Siapapun orang yang melakukan aktivitas seksual dengan anak-anak, kata Reza, secara universial selalu diposisikan sebagai pelaku kejahatan seksual.

“Anak-anak secara otomatis berstatus korban,” ujar Reza menerangkan.

Jika ditarik kembali ke kasus terjun bebas di Jakarta Utara tersebut, kata dia, terlepas kedua anak dalam kasus tersebut mau atau tidak mau, setuju atau tidak setuju, tetap saja mereka harus diposisikan sebagai orang yang tidak mau dan tidak setuju.

Aksi terjun bebas tersebut, kata Reza, mutlak harus disimpulkan sebagai tindakan yang tidak mengandung konsensual (kesepakatan).

“Karena tidak konsensual, maka anak-anak itu harus disikapi sebagai manusia yang tidak berkehendak dan tidak bersepakat, melainkan dipaksa untuk melakukan aksi ekstrim tersebut,” ujarnya.

Atas dasar itulah dengan esensi pada keterpaksaan tersebut, anak-anak itu sama sekali tidak bisa dinyatakan melakukan bunuh diri.

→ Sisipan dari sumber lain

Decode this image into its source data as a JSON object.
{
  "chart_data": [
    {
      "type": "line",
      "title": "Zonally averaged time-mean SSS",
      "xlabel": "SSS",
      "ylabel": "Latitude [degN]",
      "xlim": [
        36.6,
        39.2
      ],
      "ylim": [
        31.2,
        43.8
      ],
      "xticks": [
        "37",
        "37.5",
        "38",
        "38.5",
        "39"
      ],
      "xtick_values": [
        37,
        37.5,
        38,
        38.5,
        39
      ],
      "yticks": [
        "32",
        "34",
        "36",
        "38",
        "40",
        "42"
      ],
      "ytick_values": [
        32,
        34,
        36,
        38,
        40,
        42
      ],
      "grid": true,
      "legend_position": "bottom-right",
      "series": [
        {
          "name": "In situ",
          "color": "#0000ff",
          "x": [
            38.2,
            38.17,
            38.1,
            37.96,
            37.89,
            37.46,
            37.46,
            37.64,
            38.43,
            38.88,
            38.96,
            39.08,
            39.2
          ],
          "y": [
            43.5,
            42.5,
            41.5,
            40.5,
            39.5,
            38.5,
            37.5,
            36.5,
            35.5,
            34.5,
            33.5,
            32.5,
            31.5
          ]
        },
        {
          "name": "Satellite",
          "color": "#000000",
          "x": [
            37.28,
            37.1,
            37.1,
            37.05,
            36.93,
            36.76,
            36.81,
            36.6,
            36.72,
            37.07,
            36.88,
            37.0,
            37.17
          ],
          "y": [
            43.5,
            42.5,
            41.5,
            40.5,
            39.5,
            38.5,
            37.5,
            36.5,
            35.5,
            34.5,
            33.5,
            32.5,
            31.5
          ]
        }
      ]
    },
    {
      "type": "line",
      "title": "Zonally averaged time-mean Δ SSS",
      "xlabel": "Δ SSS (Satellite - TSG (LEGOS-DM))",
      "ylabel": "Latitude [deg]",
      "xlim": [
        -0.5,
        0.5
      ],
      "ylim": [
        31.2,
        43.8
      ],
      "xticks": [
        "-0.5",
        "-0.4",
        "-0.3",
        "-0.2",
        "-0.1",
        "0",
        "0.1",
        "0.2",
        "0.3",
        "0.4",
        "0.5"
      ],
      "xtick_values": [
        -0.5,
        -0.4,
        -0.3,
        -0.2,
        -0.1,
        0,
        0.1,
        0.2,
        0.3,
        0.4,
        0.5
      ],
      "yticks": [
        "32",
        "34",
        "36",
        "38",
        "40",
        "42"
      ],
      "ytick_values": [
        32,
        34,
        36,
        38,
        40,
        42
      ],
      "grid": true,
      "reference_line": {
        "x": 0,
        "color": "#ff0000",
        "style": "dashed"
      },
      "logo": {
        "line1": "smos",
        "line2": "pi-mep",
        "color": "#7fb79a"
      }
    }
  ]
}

Karena, mereka dipaksa melompat, maka mereka justru menjadi korban pembunuhan.

“Pelaku pembunuhnya adalah pihak yang–harus diasumsikan–telah memaksa anak-anak tersebut untuk melompat sedemikian rupa,” katanya.

Kasus ini kata Reza, berubah tidak lagi semata-mata bunuh diri dan pembunuhan. Tapi polisi tidak bisa memproses lebih lanjut karena terduga pelaku sudah tewas.

“Indonesia tidak mengenal proses pidana terhadap pelaku yang sudah mati (posthumous trial),” kata Reza.

Empat anggota keluarga terdiri atas ayah, ibu dan dua orang anak ditemukan sudah tidak bernyawa oleh petugas keamanan di lobby apartemen pada Sabtu (9/3/2024).

Saat ditemukan, keempat korban mengalami luka berat di bagian kepala, tangan, dan kaki. Polisi menemukan ikatan tali yang putus pada tangan keempat korban, diduga tali tersebut terikat pada tangan sebelum melakukan aksi bunuh diri.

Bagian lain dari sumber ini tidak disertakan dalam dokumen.